I fell in love with the painter’s paintings, through his figures immersed in shadow. I watched the canvases in motion outside his room, dark and ethereal, depicting stories of pain floating off into heavenly light. I saw his hands at work, tarnished with thick, deep pigment, ever floating, fast, and strong. I watched as his brush worked quick motions over a swatch of a face, and in an instant I knew the woman on that canvas. I knew the woman he had invented in vermilion, because I knew her heart; I knew her sad, long crimson eyes.

I watched his work for years, ever moved by the motions he could make with a brush, wondering how he could move my hand if ever he chose to touch it.

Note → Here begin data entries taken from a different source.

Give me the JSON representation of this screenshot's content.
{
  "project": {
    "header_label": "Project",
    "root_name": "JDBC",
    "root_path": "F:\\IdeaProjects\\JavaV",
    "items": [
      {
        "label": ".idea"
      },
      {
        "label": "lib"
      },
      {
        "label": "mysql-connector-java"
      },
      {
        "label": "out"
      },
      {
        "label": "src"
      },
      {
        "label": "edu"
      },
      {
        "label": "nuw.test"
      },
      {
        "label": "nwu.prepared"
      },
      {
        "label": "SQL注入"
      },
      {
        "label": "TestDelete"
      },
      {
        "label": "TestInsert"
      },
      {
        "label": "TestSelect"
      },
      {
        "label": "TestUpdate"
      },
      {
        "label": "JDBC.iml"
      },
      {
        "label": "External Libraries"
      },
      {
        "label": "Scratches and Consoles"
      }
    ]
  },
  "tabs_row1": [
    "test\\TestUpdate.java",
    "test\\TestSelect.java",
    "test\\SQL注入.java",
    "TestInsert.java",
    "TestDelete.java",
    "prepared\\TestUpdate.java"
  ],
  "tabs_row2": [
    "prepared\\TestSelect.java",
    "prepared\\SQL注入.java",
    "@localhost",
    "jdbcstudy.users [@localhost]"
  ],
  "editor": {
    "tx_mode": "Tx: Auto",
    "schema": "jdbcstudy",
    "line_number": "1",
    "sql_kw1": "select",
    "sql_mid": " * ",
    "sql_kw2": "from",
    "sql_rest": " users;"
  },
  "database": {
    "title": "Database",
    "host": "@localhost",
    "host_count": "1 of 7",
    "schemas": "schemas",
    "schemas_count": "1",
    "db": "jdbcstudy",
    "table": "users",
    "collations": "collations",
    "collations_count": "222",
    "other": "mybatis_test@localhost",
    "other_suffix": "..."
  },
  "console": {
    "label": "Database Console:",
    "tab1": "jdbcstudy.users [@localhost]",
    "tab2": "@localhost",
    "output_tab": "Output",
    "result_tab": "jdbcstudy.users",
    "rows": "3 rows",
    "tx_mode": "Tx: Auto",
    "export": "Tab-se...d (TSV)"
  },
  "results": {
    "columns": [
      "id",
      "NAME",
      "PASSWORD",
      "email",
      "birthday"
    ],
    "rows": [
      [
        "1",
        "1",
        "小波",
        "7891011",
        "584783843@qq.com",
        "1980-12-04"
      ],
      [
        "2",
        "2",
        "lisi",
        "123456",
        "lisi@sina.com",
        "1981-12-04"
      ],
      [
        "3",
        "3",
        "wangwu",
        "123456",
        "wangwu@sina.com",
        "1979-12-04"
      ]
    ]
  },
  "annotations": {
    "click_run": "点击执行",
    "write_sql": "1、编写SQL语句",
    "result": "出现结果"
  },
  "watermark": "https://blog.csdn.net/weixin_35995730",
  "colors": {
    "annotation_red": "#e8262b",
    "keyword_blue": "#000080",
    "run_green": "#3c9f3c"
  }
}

I watched the painter, working beside him at last as I gained more skill, and I stared into the abyss of his hands. How they captivated me for hours and hours. His hands. I abandoned my work to make studies of his frame, hunched over the dirty brown clay from which he was building his head in relief. I sketched him sculpting out the intimate details that make an object -- a carving -- a person. I watched the painter, and I made him my own, placing him into yet another painting of a painting to hang on my wall for forever, a reminder that I once saw a man make something beautiful without tearing it apart.

The paintings? I fell in love with his paintings immediately. The painter ... that took longer.

I never spoke a word. No, not to him. I let him live in images instead. I let him live on as but an image of himself: the painter and his hands etched in memory.